Kobayashi Eitaku was a 19th-century Japanese painter and illustrator whose graphic talent livened up many novels at the time. He was a notable erotic artist, making a series of paintings which depict bestiality in a rather unusual way. Eitaku is additionally important in comic history for creating a scroll titled 'Decomposition Of A Female Corpse', which shows a gradual decomposition of a dead woman, spread over nine successive images.
Early life
Kobayashi Eitaku was born in Edo in 1843 as Kobayashi Shutaro. At the age of thirteen he became an apprentice of the painter Kano Eitoku (1815-1891). He moved his way up as court painter for the lords of Hikone. After the Meiji Restoration (1868), which re-established the Japanese emperor as the head of state, he produced illustrations for the Yokohama Mainichi Shinbun. He was well-known for creating many colour woodblock prints and chirimen-bon illustrations (the latter are books printed on crêpe paper, usually illustrating Japanese novels, fairy tales and mythology in English, French or German translations).

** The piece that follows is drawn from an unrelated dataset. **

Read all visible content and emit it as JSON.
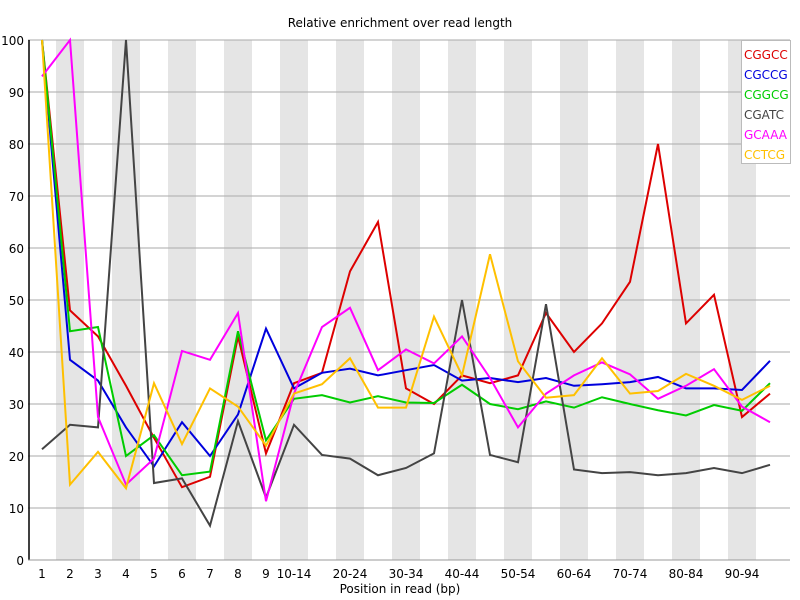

'Decomposition of a female corpse'
In the 1870s Eitaku made a scroll showing the decomposition of a female corpse, identified as a courtesan. In nine successive scenes we see a fully clothed body devolve into bony remains, scavenged by dogs. The work is quite graphic for its time and even today has the power to shock audiences, as the gradual decomposition is not stylized, but depicted realistically. This would give the eerie impression that Eitaku may have sketched and painted it from a real-life (or rather "dead") model. The work should be understood in a Buddhist context. "Kusozu" (illustrations of decomposing corpses) were popular in Japanse art, because they were considered a meditation on the temporary nature of life. It might also an erotic work, part of the "shunga tradition". In 2008 the work was purchased by the British Museum.
The Drawing Book of Designs for Everything
In the 1880s Eitaku made 'The Drawing Book of Designs for Everything', a reference book for other graphic artists. This woodblock print is full with scenes ranging from nature landscapes, kabuki actors and even pure mythological creatures.
Bestiality series
Eitaku made another intriguing series of thematically connected but untitled paintings based on erotic scenes. However, the imagery is more disturbing than titillating, since it involves bestiality. Not only that: all animals are depicted realistically but have the same size as a human. The artist depicts a woman being mounted by respectively a gigantic mouse, toad, monkey, horse, squid and a bat.
Death and legacy
Eitaku passed away in 1890. One of his apprentices was Meiji era woodblock artist Eisen Tomioka (1864-1905), who studied under him at the age of 18.